The Applicant has found it difficult to apply the teachings of aforesaid WO2009/156175 to eliminate or suppress the pressure variations that originate from the supply system. For example, it is non-trivial to utilize a library of predicted signal profiles if the supply system is operated independently of the EC blood circuit and information about the operational state of the supply system is unavailable or incomplete. Furthermore, the use of predicted signal profiles is likely to result in insufficient removal of pressure variations that are non-repetitive or random, no matter if the predicted signal profiles are generated by reference measurements before the treatment, by reference measurements using a system pressure sensor in the EC blood circuit during the treatment, or by simulations. Furthermore, there are EC blood circuits that have no system pressure sensor.

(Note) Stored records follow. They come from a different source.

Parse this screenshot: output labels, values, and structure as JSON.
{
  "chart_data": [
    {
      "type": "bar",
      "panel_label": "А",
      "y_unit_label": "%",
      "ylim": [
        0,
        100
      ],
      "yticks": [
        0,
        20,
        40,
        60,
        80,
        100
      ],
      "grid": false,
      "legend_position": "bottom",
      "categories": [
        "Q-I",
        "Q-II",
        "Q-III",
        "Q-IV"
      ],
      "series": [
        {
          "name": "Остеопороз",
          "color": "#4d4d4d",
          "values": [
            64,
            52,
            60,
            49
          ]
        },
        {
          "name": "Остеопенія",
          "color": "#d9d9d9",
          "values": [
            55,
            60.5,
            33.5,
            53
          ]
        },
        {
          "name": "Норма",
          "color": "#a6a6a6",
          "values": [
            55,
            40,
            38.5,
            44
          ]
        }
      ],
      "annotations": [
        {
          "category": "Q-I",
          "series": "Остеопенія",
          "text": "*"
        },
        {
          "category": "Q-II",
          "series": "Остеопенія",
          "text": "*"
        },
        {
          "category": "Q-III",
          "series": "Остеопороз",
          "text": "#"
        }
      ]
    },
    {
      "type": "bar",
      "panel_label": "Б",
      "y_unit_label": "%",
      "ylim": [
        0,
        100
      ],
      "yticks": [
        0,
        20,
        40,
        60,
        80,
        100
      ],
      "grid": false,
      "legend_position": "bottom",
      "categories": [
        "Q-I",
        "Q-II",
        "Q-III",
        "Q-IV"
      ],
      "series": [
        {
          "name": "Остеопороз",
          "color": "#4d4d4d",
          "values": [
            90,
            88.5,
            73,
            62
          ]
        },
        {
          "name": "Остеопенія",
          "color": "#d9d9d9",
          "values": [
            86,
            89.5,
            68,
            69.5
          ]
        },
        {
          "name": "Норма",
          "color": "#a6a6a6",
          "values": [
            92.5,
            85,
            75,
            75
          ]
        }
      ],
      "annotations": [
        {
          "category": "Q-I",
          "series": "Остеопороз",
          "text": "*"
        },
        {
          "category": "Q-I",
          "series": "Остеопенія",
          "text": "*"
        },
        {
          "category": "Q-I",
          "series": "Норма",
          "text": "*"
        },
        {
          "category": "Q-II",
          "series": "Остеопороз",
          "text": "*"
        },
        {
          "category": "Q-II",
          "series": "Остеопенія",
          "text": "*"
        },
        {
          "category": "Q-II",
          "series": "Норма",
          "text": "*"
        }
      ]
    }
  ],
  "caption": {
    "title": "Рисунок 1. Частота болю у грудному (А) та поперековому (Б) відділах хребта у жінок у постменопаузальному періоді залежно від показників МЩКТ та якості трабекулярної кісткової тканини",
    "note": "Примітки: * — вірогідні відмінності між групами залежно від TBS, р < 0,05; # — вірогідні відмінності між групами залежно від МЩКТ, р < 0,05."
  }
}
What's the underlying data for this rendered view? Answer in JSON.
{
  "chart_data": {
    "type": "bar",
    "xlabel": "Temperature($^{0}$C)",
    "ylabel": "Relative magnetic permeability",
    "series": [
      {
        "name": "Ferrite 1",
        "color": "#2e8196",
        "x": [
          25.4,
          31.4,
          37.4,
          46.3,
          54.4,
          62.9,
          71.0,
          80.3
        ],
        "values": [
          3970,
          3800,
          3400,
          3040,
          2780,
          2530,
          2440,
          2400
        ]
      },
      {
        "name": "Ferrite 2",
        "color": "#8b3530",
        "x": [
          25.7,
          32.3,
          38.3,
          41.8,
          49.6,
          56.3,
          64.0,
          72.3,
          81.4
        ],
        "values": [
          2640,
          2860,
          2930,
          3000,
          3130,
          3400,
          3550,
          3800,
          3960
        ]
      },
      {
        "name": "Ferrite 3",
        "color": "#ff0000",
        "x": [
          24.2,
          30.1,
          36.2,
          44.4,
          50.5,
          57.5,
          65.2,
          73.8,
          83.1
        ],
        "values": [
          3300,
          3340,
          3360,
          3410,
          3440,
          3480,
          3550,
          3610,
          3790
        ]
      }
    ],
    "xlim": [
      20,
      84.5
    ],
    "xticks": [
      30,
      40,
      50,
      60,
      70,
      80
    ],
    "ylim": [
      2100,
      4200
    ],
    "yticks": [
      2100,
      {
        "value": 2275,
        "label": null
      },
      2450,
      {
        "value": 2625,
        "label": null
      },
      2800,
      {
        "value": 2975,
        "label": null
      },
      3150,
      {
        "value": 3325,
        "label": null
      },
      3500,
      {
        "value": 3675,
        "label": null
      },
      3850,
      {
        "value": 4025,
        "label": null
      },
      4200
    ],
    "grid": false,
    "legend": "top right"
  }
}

Recently, it has also been shown to be possible to monitor and analyze the behavior of physiological pressure generators such as the heart or respiratory system, based on pressure recordings in the EC blood circuit. Various applications are found in WO2010/149726, WO2011/080189, WO2011/080190, WO2011/080191 and WO2011/080194.
Furthermore, WO2011/080188 proposes a technique for identifying and signaling a reverse placement of the devices for blood withdrawal and blood reintroduction in the vascular access by detecting and analyzing physiological pulses in a pressure signal recorded in the EC blood circuit.
All of these monitoring techniques presume that the physiological pulses can be reliably detected in the pressure signal.